Дисциплина Медицинская биохимия (часть 1_осенний семестр)

Опыт № 1: Количественное определение общего белка сыворотки крови рефрактометрическим методом.

Принцип метода. Метод основан на изменении коэффициента рефракции (преломления) раствора в зависимости от концентрации растворенного в нем вещества.

Техника выполнения. На промытую дистиллированной водой и насухо протертую марлевой салфеткой призму рефрактометра наносят каплю дистиллированной воды для проверки нулевой точки прибора. Закрыв камеру, добиваются хорошей освещенности поля зрения рефрактометра при помощи зеркала. Пользуясь рычагом прибора, совмещают границу светотени с точкой перекреста двух линий. Снимают отсчет показателя преломления. Для воды он равен 1,333. Удалив воду, на призму наносят каплю исследуемой сыворотки. Определив ее коэффициент преломления, по таблице находят содержание белка в г/л.

Опыт № 2: Количественное определение общего белка сыворотки крови биуретовым методом.

Принцип метода. Метод основан на способности белка давать с раствором CuSO₄ в щелочной среде фиолетовое окрашивание за счет пептидных связей, интенсивность которого пропорциональна концентрации белка (количеству пептидных групп).

Техника выполнения. В пробирки вносят реактивы по следующей схеме:

Содержимое пробирок тщательно перемешивают, избегая образования пены, выдерживают при комнатной температуре (18-25 ⁰С) в течение 30 минут и определяют оптическую плотность при длине волны 540 нм (500-560 нм, зеленый светофильтр) в кювете с толщиной слоя 1 см против холостой пробы. Окраска стабильна в течение 1 часа. Расчет содержания белка производят по формуле:

С = Аоп/Аэт ´ 60,

 где          С – содержание белка в опытной пробе, г/л;

                A_оп – оптическая плотность опытной пробы;

                A_эт – оптическая плотность эталона;

                60 – содержание белка в калибровочном растворе, г/л.

Опыт № 3: Электрофорез белков сыворотки крови на бумаге и в полиакриламидном геле (демонстрация).

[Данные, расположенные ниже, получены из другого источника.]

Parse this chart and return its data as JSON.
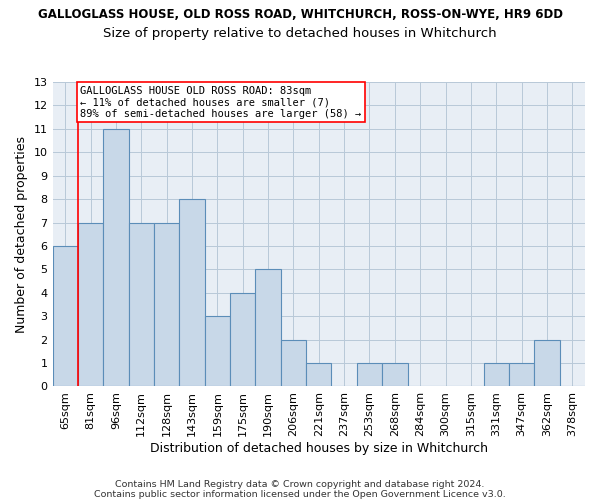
{
  "title1": "GALLOGLASS HOUSE, OLD ROSS ROAD, WHITCHURCH, ROSS-ON-WYE, HR9 6DD",
  "title2": "Size of property relative to detached houses in Whitchurch",
  "xlabel": "Distribution of detached houses by size in Whitchurch",
  "ylabel": "Number of detached properties",
  "categories": [
    "65sqm",
    "81sqm",
    "96sqm",
    "112sqm",
    "128sqm",
    "143sqm",
    "159sqm",
    "175sqm",
    "190sqm",
    "206sqm",
    "221sqm",
    "237sqm",
    "253sqm",
    "268sqm",
    "284sqm",
    "300sqm",
    "315sqm",
    "331sqm",
    "347sqm",
    "362sqm",
    "378sqm"
  ],
  "values": [
    6,
    7,
    11,
    7,
    7,
    8,
    3,
    4,
    5,
    2,
    1,
    0,
    1,
    1,
    0,
    0,
    0,
    1,
    1,
    2,
    0
  ],
  "bar_color": "#c8d8e8",
  "bar_edge_color": "#5b8db8",
  "ylim": [
    0,
    13
  ],
  "yticks": [
    0,
    1,
    2,
    3,
    4,
    5,
    6,
    7,
    8,
    9,
    10,
    11,
    12,
    13
  ],
  "red_line_index": 1,
  "annotation_line1": "GALLOGLASS HOUSE OLD ROSS ROAD: 83sqm",
  "annotation_line2": "← 11% of detached houses are smaller (7)",
  "annotation_line3": "89% of semi-detached houses are larger (58) →",
  "footnote1": "Contains HM Land Registry data © Crown copyright and database right 2024.",
  "footnote2": "Contains public sector information licensed under the Open Government Licence v3.0.",
  "background_color": "#ffffff",
  "plot_bg_color": "#e8eef5",
  "grid_color": "#b8c8d8",
  "title1_fontsize": 8.5,
  "title2_fontsize": 9.5,
  "ylabel_fontsize": 9,
  "xlabel_fontsize": 9,
  "tick_fontsize": 8,
  "annot_fontsize": 7.5,
  "footnote_fontsize": 6.8
}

Электрофорез—это движение заряженных частиц в растворе под влиянием внешнего электрического поля. Существует несколько разновидностей электрофоретического метода разделения белков:

–        электрофорез в жидкой среде;

–        электрофорез в блоках (крахмальном, агарозном, полиакриламидном);

–        электрофорез на бумаге.

Наибольшей разрешающей способностью, под которой понимают число выявленных в анализируемом материале белковых фракций, отличается электрофорез в полиакриламидном геле (ПААГ). Полиакриламидный гель пористый, обладает значительной механической прочностью, однороден по составу, химически инертен. Он дает возможность исследовать белковые растворы разных концентраций в небольших объемах (0,001 мл) и проводить быстрое разделение (в течение 60–70 мин.). Электрофорез в ПААГ сочетает 2 принципа разделения: по электрофоретической подвижности и на основе эффекта молекулярных «сит», т.е. частицы разделяются не только по своим зарядам, но и «просеиваются» через гель в зависимости от размеров молекулы. Электрофорез белков сыворотки крови в ПААГ позволяет выделить в среднем от 10 до 25 фракций, в то время как электрофорез сыворотки крови на бумаге дает только 5 фракций (альбумины, α₁-, α₂-, β- и γ-глобулины).

Необходимо нарисовать схему прибора для электрофореза в ПААГ, и кривую, записанную с этой электрофореграммы денситометром.